DAVOS – PARDUBICE
5-3
(1-0, 1-2, 2-1)
Reti: 12’55 Rasmussen (Haapala) 1-0, 31’17 Corvi (Olofsson, Wieser) 2-0, 36’28 Hyka (Radil, Ceresnak) 2-1, 36’41 Kousal (Radil) 2-2, 38’58 Dahlbeck (Wieser, Olofsson) 3-2, 40’31 Rasmussen (Haapala) 4-2, 42’25 Olofsson (Wieser) 5-2, 52’09 Mandat (Pochobradsky, Kostalek) 5-3
Penalità: Davos 1×2, Pardubice 2×2
DAVOS – C’era ancora Arno del Curto sulla panchina di quell’ultimo Davos trionfatore nella Coppa Spengler nel 2011, da tanto i gialloblù attendevano di poter tornare a sollevare il trofeo del “loro” torneo dopo aver perso nel frattempo l’altra sola finale giocata proprio l’anno dopo, contro il Team Canada dei vari Spezza, Seguin, Bergeron e star da lock out seguenti.
Oggi a giocare la finale tra le fila del Davos non c’era nessuno presente nel 2011, se non coach Josh Holden, il quale però giostrava da attaccante con il Team Canada. E non saranno quindi in molti a potersi vantare di aver vinto la Spengler sia da giocatore che da allenatore, ma per i locali, quando riesci a farlo proprio con il Davos diventi una sorta di eroe.
E di gesta eroiche stavolta non se ne sono viste dal lato della Dynamo Pardubice, arrivata in finale dopo la rimonta incredibile degli ultimi minuti della semifinale contro il Canada, ma Kousal e compagni sono sembrati più stanchi dopo aver giocato la dispendiosa semifinale della sera.
I ragazzi di Vaclav Varada hanno reagito in fretta al doppio vantaggio iniziale del Davos con due reti in pochi secondi, ma era un pezzo che i padroni di casa stavano facendo il gioco, colpendo due pali e andando vicinissimi alla terza rete. Quelle due reti a distanza ravvicinata paradossalmente non hanno cambiato la direzione del gioco, tanto che Dahlbeck ha riportato avanti i padroni di casa subito dopo, a poco più di un minuto dalla terza sirena, una bella mazzata al morale.

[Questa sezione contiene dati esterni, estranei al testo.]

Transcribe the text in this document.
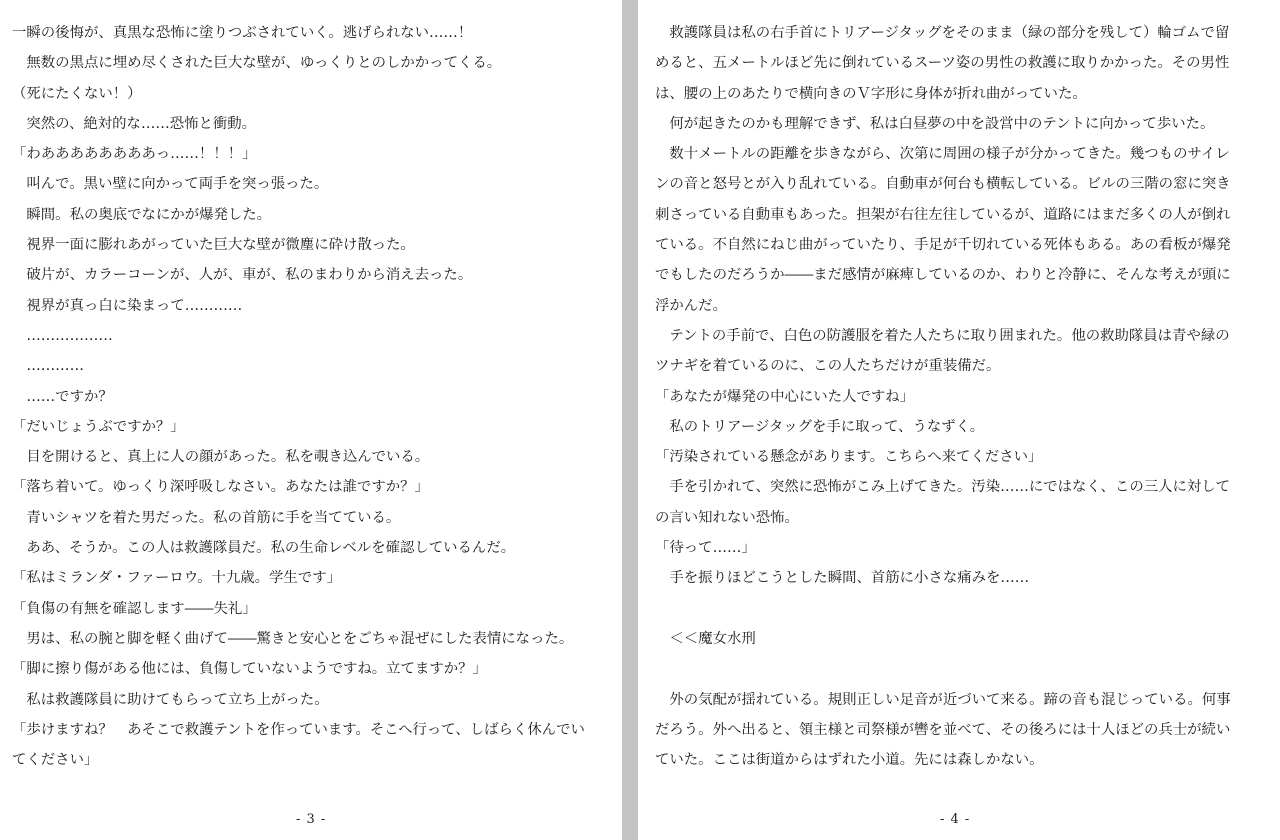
一瞬の後悔が、真黒な恐怖に塗りつぶされていく。逃げられない……！
　無数の黒点に埋め尽くされた巨大な壁が、ゆっくりとのしかかってくる。
（死にたくない！）
　突然の、絶対的な……恐怖と衝動。
「わああああああああっ……！！！」
　叫んで。黒い壁に向かって両手を突っ張った。
　瞬間。私の奥底でなにかが爆発した。
　視界一面に膨れあがっていた巨大な壁が微塵に砕け散った。
　破片が、カラーコーンが、人が、車が、私のまわりから消え去った。
　視界が真っ白に染まって…………
　………………
　…………
　……ですか？
「だいじょうぶですか？」
　目を開けると、真上に人の顔があった。私を覗き込んでいる。
「落ち着いて。ゆっくり深呼吸しなさい。あなたは誰ですか？」
　青いシャツを着た男だった。私の首筋に手を当てている。
　ああ、そうか。この人は救護隊員だ。私の生命レベルを確認しているんだ。
「私はミランダ・ファーロウ。十九歳。学生です」
「負傷の有無を確認します――失礼」
　男は、私の腕と脚を軽く曲げて――驚きと安心とをごちゃ混ぜにした表情になった。
「脚に擦り傷がある他には、負傷していないようですね。立てますか？」
　私は救護隊員に助けてもらって立ち上がった。
「歩けますね？　あそこで救護テントを作っています。そこへ行って、しばらく休んでい
てください」
- 3 -
　救護隊員は私の右手首にトリアージタッグをそのまま（緑の部分を残して）輪ゴムで留
めると、五メートルほど先に倒れているスーツ姿の男性の救護に取りかかった。その男性
は、腰の上のあたりで横向きのＶ字形に身体が折れ曲がっていた。
　何が起きたのかも理解できず、私は白昼夢の中を設営中のテントに向かって歩いた。
　数十メートルの距離を歩きながら、次第に周囲の様子が分かってきた。幾つものサイレ
ンの音と怒号とが入り乱れている。自動車が何台も横転している。ビルの三階の窓に突き
刺さっている自動車もあった。担架が右往左往しているが、道路にはまだ多くの人が倒れ
ている。不自然にねじ曲がっていたり、手足が千切れている死体もある。あの看板が爆発
でもしたのだろうか――まだ感情が麻痺しているのか、わりと冷静に、そんな考えが頭に
浮かんだ。
　テントの手前で、白色の防護服を着た人たちに取り囲まれた。他の救助隊員は青や緑の
ツナギを着ているのに、この人たちだけが重装備だ。
「あなたが爆発の中心にいた人ですね」
　私のトリアージタッグを手に取って、うなずく。
「汚染されている懸念があります。こちらへ来てください」
　手を引かれて、突然に恐怖がこみ上げてきた。汚染……にではなく、この三人に対して
の言い知れない恐怖。
「待って……」
　手を振りほどこうとした瞬間、首筋に小さな痛みを……
　＜＜魔女水刑
　外の気配が揺れている。規則正しい足音が近づいて来る。蹄の音も混じっている。何事
だろう。外へ出ると、領主様と司祭様が轡を並べて、その後ろには十人ほどの兵士が続い
ていた。ここは街道からはずれた小道。先には森しかない。
- 4 -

E infatti nel terzo periodo, se si eccettua quel momento nel finale susseguente al 5-3 di Mandat, non è sembrata quasi esserci storia, con appunto l’allungo tremendo e immediato del Davos operato con le reti del solito Rasmussen – cinque gol nel torneo, due in più di quante ne ha segnate in campionato finora – e di Olofsson che hanno messo tre distanze tra le due squadre.

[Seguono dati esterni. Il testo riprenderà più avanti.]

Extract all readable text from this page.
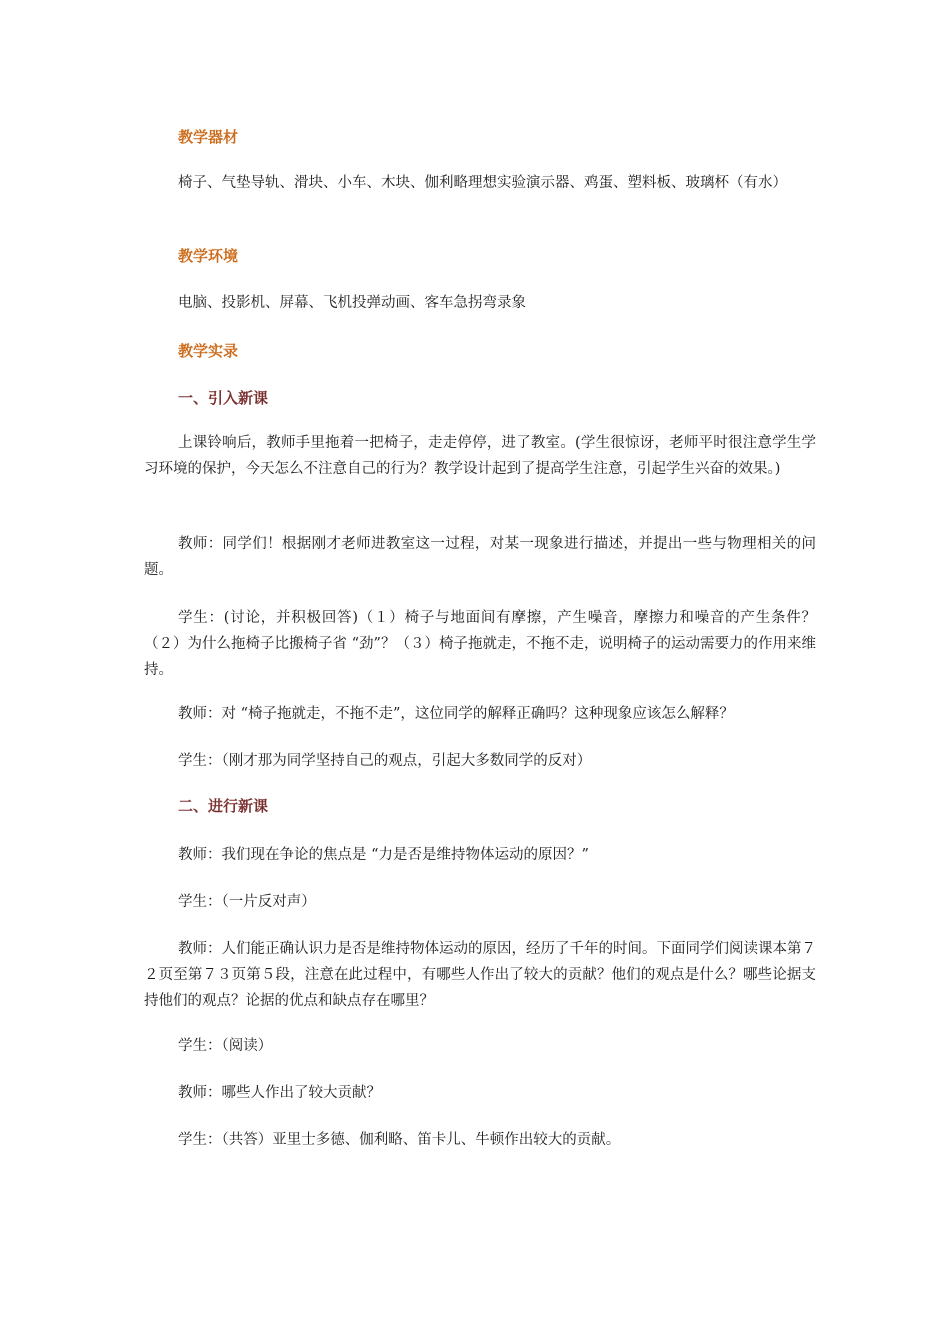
教学器材

椅子、气垫导轨、滑块、小车、木块、伽利略理想实验演示器、鸡蛋、塑料板、玻璃杯（有水）

教学环境

电脑、投影机、屏幕、飞机投弹动画、客车急拐弯录象

教学实录
一、引入新课

上课铃响后，教师手里拖着一把椅子，走走停停，进了教室。(学生很惊讶，老师平时很注意学生学习环境的保护，今天怎么不注意自己的行为？教学设计起到了提高学生注意，引起学生兴奋的效果。)

教师：同学们！根据刚才老师进教室这一过程，对某一现象进行描述，并提出一些与物理相关的问题。

学生：(讨论，并积极回答)（１）椅子与地面间有摩擦，产生噪音，摩擦力和噪音的产生条件？（２）为什么拖椅子比搬椅子省 “劲”？（３）椅子拖就走，不拖不走，说明椅子的运动需要力的作用来维持。

教师：对 “椅子拖就走，不拖不走”，这位同学的解释正确吗？这种现象应该怎么解释？

学生：（刚才那为同学坚持自己的观点，引起大多数同学的反对）

二、进行新课

教师：我们现在争论的焦点是 “力是否是维持物体运动的原因？”

学生：（一片反对声）

教师：人们能正确认识力是否是维持物体运动的原因，经历了千年的时间。下面同学们阅读课本第７２页至第７３页第５段，注意在此过程中，有哪些人作出了较大的贡献？他们的观点是什么？哪些论据支持他们的观点？论据的优点和缺点存在哪里？

学生：（阅读）

教师：哪些人作出了较大贡献？

学生：（共答）亚里士多德、伽利略、笛卡儿、牛顿作出较大的贡献。
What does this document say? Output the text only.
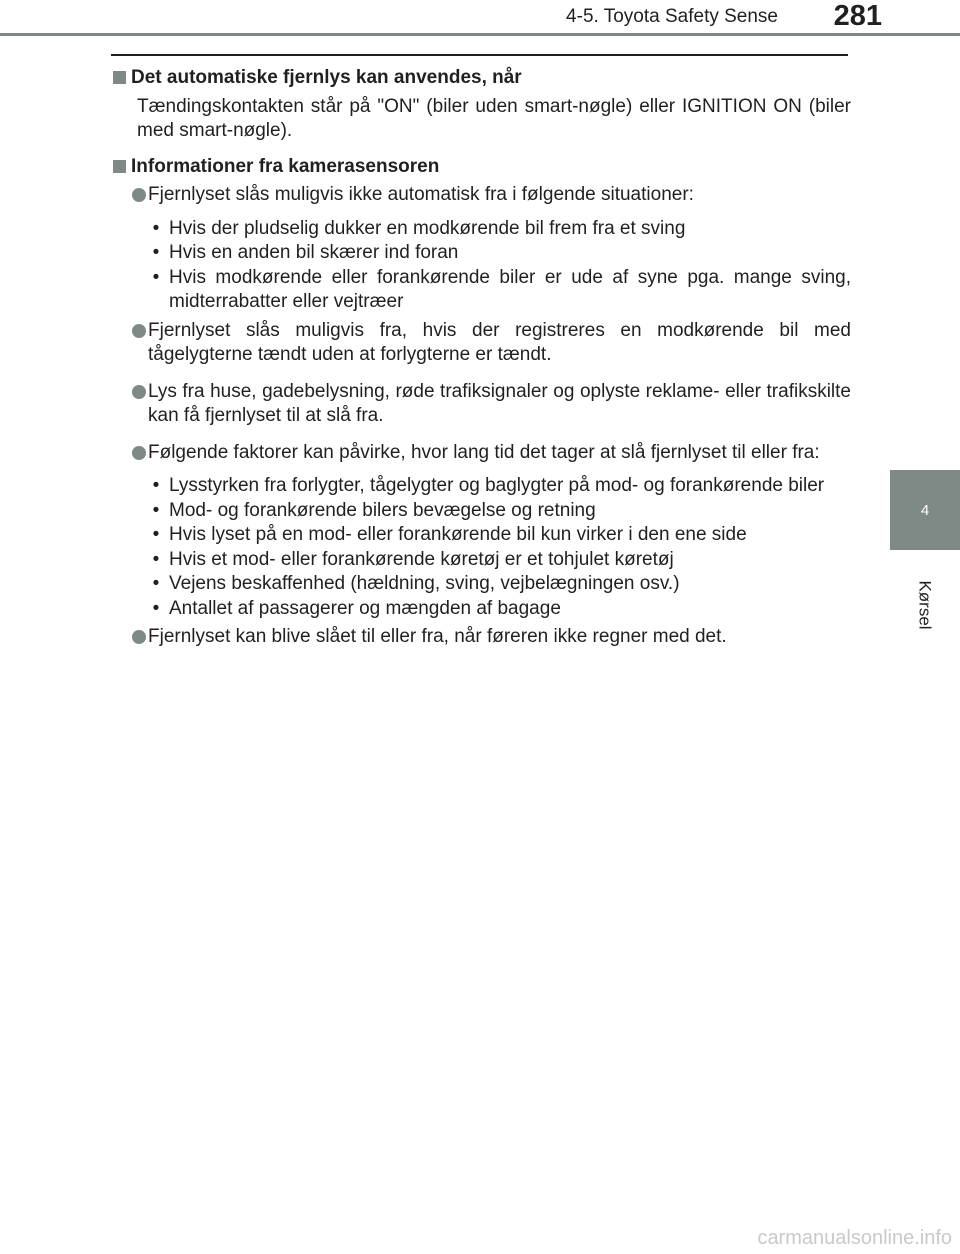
4-5. Toyota Safety Sense 281
4
Kørsel
Det automatiske fjernlys kan anvendes, når
Tændingskontakten står på "ON" (biler uden smart-nøgle) eller IGNITION ON (biler med smart-nøgle).
Informationer fra kamerasensoren
Fjernlyset slås muligvis ikke automatisk fra i følgende situationer:
• Hvis der pludselig dukker en modkørende bil frem fra et sving
• Hvis en anden bil skærer ind foran
• Hvis modkørende eller forankørende biler er ude af syne pga. mange sving, midterrabatter eller vejtræer
Fjernlyset slås muligvis fra, hvis der registreres en modkørende bil med tågelygterne tændt uden at forlygterne er tændt.
Lys fra huse, gadebelysning, røde trafiksignaler og oplyste reklame- eller trafikskilte kan få fjernlyset til at slå fra.
Følgende faktorer kan påvirke, hvor lang tid det tager at slå fjernlyset til eller fra:
• Lysstyrken fra forlygter, tågelygter og baglygter på mod- og forankørende biler
• Mod- og forankørende bilers bevægelse og retning
• Hvis lyset på en mod- eller forankørende bil kun virker i den ene side
• Hvis et mod- eller forankørende køretøj er et tohjulet køretøj
• Vejens beskaffenhed (hældning, sving, vejbelægningen osv.)
• Antallet af passagerer og mængden af bagage
Fjernlyset kan blive slået til eller fra, når føreren ikke regner med det.
carmanualsonline.info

A nulla è valso l’assalto finale del Pardubice, andati vicini anche alla quarta rete, ma privi della brillantezza necessaria per sperare in un altro clamoroso colpaccio o perlomeno di condurre una gara diversa dall’inizio. La Dyanmo Pardubice si è però rivelata contendente serissima, motivata e dotata sia sul piano tecnico che quello fisico, ben messa in pista da un tecnico come Varada, una squadra che può sicuramente ambire a farsi un nome importante anche fuori dall’Extraliga.
Il Davos ha vissuto questa Spengler sull’entusiasmo della piazza e sulla grande voglia di tornare a vincere il trofeo, con un gioco non sempre perfetto o superiore agli avversari ma capace di colpire nei momenti giusti, trascinati da dei rinforzi che si sono rivelati tali – soprattutto Haapala e Andersson – e da un coach come Holden che ha saputo trasmettere la giusta carica alla squadra.
E così la Spengler torna ad essere gialloblù.